The largest study to date with over 35,000 attendees -women and people of gender diversity- confirmed that 42% of women experienced increased bleeding from the menstruation Within two weeks of vaccination against covid.

In addition, the study describes for the first time the occurrence of spontaneous bleeding in a high number of people who did not have periods -because they were menopausal or because they were undergoing hormonal contraceptive treatment or for a sex change-, after having received the vaccine against SARS-CoV-2.

The conclusions of this study, published this Friday in the journal Science Advances, confirm a side effect reported by women and ignored by Science and reveal that this effect of the vaccine affected “a significant number of people”.

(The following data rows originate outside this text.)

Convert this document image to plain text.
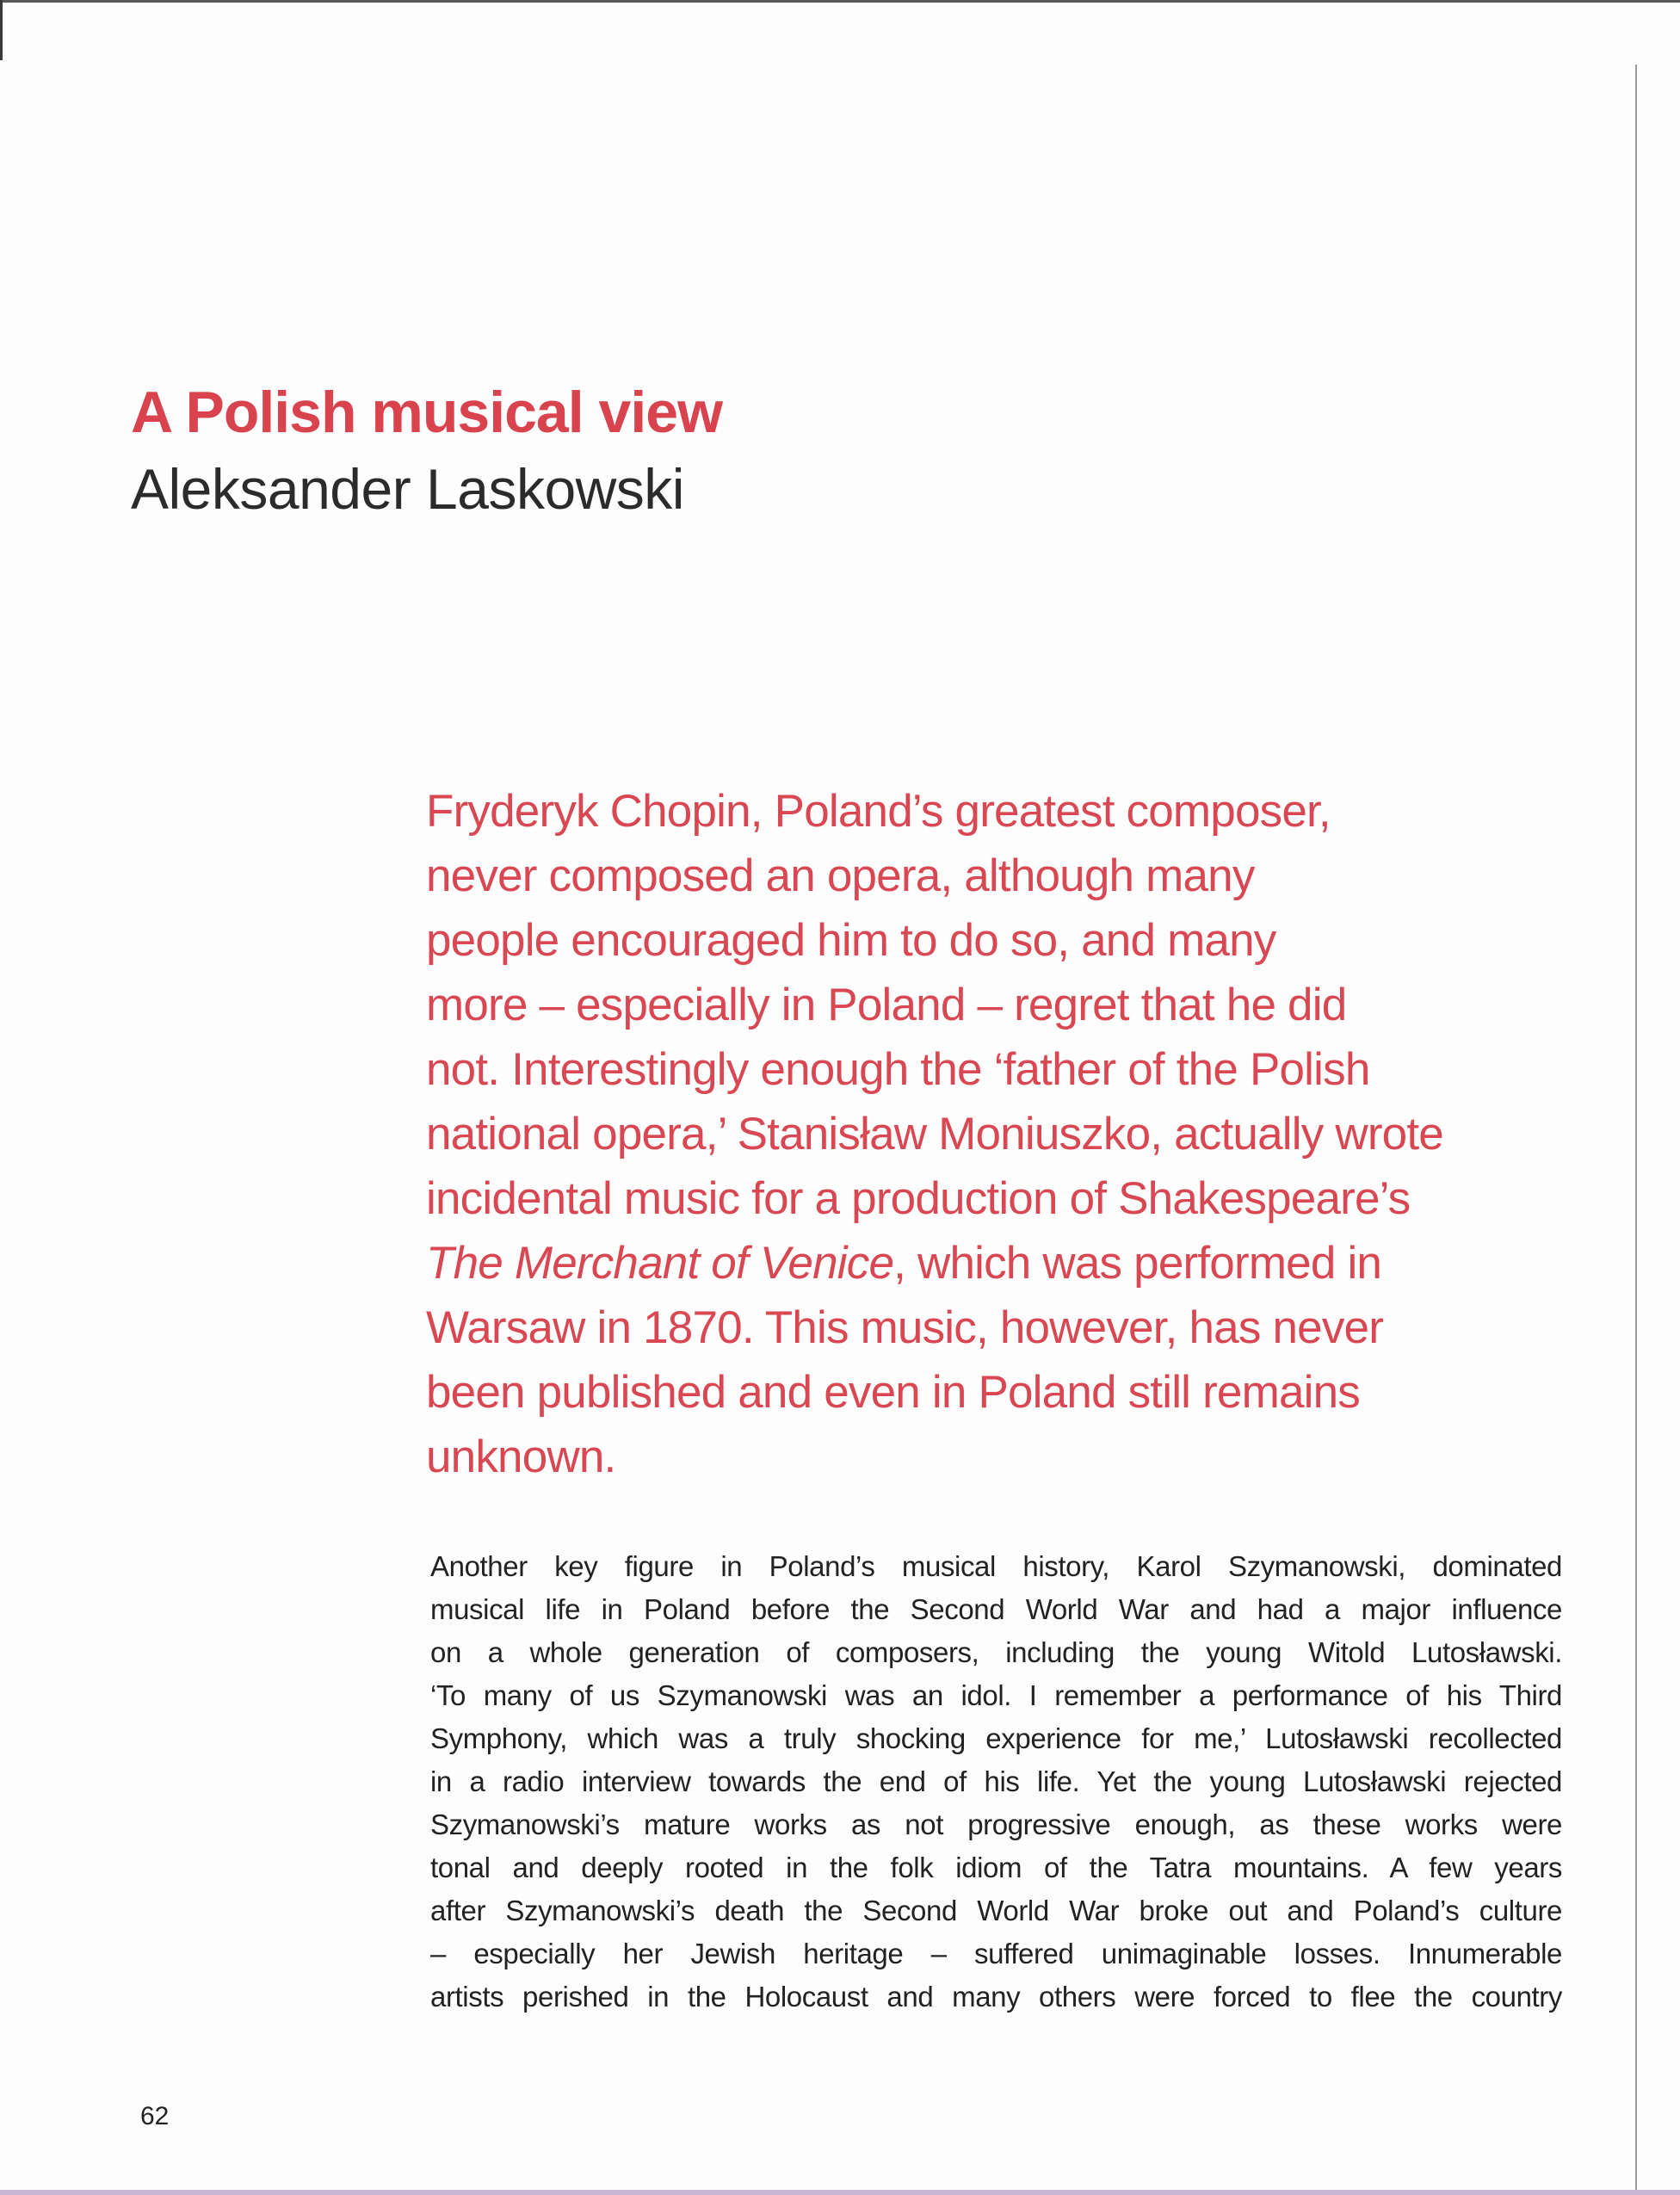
A Polish musical view
Aleksander Laskowski
Fryderyk Chopin, Poland’s greatest composer,
never composed an opera, although many
people encouraged him to do so, and many
more – especially in Poland – regret that he did
not. Interestingly enough the ‘father of the Polish
national opera,’ Stanisław Moniuszko, actually wrote
incidental music for a production of Shakespeare’s
The Merchant of Venice, which was performed in
Warsaw in 1870. This music, however, has never
been published and even in Poland still remains
unknown.
Another key figure in Poland’s musical history, Karol Szymanowski, dominated
musical life in Poland before the Second World War and had a major influence
on a whole generation of composers, including the young Witold Lutosławski.
‘To many of us Szymanowski was an idol. I remember a performance of his Third
Symphony, which was a truly shocking experience for me,’ Lutosławski recollected
in a radio interview towards the end of his life. Yet the young Lutosławski rejected
Szymanowski’s mature works as not progressive enough, as these works were
tonal and deeply rooted in the folk idiom of the Tatra mountains. A few years
after Szymanowski’s death the Second World War broke out and Poland’s culture
– especially her Jewish heritage – suffered unimaginable losses. Innumerable
artists perished in the Holocaust and many others were forced to flee the country
62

However, the study data show that these alterations are temporary and are associated with certain triggering factors such as age, suffering from systemic side effects related to the vaccine (fever or fatigue), or a history of pregnancy and childbirth. , among others.

“Menstruating and menstruating people began to report unexpected bleeding after receiving the vaccine in early 2021,” said US study researchers and leaders Katharine Lee of Tulane University and Kathryn Clancy of the University. University of Illinois at Urbana-Champaign.

An ignorant side effect

In the trials of vaccines she is usually not asked about menstrual cycles or bleeding, so this side effect is often overlooked or excluded from studies, despite the fact that some vaccines, such as typhoid, hepatitis B, and HPV, can alter menstruation.

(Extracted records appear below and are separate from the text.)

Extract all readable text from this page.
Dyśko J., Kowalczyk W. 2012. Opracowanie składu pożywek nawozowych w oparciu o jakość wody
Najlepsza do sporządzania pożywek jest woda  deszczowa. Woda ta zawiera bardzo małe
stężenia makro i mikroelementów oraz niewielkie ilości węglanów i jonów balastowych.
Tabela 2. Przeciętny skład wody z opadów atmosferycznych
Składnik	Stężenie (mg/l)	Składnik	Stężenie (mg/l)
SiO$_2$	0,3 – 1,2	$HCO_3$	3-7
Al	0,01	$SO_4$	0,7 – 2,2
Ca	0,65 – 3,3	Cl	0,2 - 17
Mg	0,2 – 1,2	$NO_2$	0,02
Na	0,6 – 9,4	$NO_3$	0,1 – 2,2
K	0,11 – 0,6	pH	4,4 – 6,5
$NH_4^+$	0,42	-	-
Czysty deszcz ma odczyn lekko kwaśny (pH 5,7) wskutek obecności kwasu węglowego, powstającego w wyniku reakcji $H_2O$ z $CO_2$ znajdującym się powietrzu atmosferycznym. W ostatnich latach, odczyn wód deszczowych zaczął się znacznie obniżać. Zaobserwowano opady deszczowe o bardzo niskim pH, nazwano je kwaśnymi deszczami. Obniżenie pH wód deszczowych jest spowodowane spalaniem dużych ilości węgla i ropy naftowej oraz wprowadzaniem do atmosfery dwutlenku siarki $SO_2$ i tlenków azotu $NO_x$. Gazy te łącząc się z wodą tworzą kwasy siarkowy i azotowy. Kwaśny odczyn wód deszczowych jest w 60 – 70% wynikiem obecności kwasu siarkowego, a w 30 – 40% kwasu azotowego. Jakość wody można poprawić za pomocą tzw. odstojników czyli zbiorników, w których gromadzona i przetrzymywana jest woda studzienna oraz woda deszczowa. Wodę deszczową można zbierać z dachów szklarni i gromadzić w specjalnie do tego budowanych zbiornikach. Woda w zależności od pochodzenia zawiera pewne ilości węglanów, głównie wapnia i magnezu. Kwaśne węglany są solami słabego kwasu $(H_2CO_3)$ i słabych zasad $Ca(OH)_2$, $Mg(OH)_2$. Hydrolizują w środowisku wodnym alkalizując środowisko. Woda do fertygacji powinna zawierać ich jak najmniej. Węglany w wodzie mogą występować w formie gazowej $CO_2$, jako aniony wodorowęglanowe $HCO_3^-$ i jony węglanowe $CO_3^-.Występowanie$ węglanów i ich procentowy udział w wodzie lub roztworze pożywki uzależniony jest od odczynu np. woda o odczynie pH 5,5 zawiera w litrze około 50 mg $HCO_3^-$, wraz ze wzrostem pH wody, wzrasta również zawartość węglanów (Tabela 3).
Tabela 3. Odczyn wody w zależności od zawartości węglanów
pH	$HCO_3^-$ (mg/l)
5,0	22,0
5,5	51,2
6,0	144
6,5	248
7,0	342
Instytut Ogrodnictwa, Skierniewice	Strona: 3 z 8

To do the study, the authors used a survey asking people about their experiences after receiving the covid vaccine.

The authors only included data from the people who had not passed the covid (because the disease can cause menstrual changes) and excluded data from people aged 45-55 to avoid confusing the results with menopause or earlier changes.

Thus, the study focused on menstruating people, postmenopausal women and people on hormone therapies that suppress the cycle.

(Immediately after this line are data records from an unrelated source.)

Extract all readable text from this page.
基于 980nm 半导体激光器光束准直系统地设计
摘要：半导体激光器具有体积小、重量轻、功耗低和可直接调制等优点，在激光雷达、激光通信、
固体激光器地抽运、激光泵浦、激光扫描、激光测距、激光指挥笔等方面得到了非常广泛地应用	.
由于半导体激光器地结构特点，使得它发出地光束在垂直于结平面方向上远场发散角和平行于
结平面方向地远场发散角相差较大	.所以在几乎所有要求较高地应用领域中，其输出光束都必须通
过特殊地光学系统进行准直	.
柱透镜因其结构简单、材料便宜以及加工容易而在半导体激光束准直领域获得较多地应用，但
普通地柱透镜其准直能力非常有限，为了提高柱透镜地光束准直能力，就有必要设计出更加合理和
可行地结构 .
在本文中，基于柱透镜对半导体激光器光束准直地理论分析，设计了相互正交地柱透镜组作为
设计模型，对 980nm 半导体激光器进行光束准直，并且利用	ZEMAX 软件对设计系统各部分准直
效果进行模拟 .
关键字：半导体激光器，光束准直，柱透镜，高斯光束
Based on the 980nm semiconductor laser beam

42.1% of respondents said they had heavier menstrual flow in the first two weeks after vaccination, 43.6% that their menstrual flow had not changed and 14.3% had experienced no change or , if any, less bleeding than usual.

The study detected possible associations with reproductive history, hormonal status, demographics and changes in a person’s menstruation after vaccination.

For example, respondents who had spent a pregnancy were most likely to report heavier bleeding after vaccination, with a slight increase in those who had not given birth.


And over 70% of respondents who used contraceptives long-acting reversible hormones and 38.5% of those taking gender-affirming hormone treatments reported this side effect.

Although menstrual disorders are not uncommon or dangerous, unexpected changes can be concerning.

“Unexpected intermittent bleeding is one of the first signs of certain cancers in people who are postmenopausal and those who use gender-affirming hormones,” says Lee.

This is why “this screening is very important in order to be able to detect cancers in time”, explains Clancy.

The authors reiterate, however, that getting vaccinated is one of the best ways to prevent covid, hospitalization and death.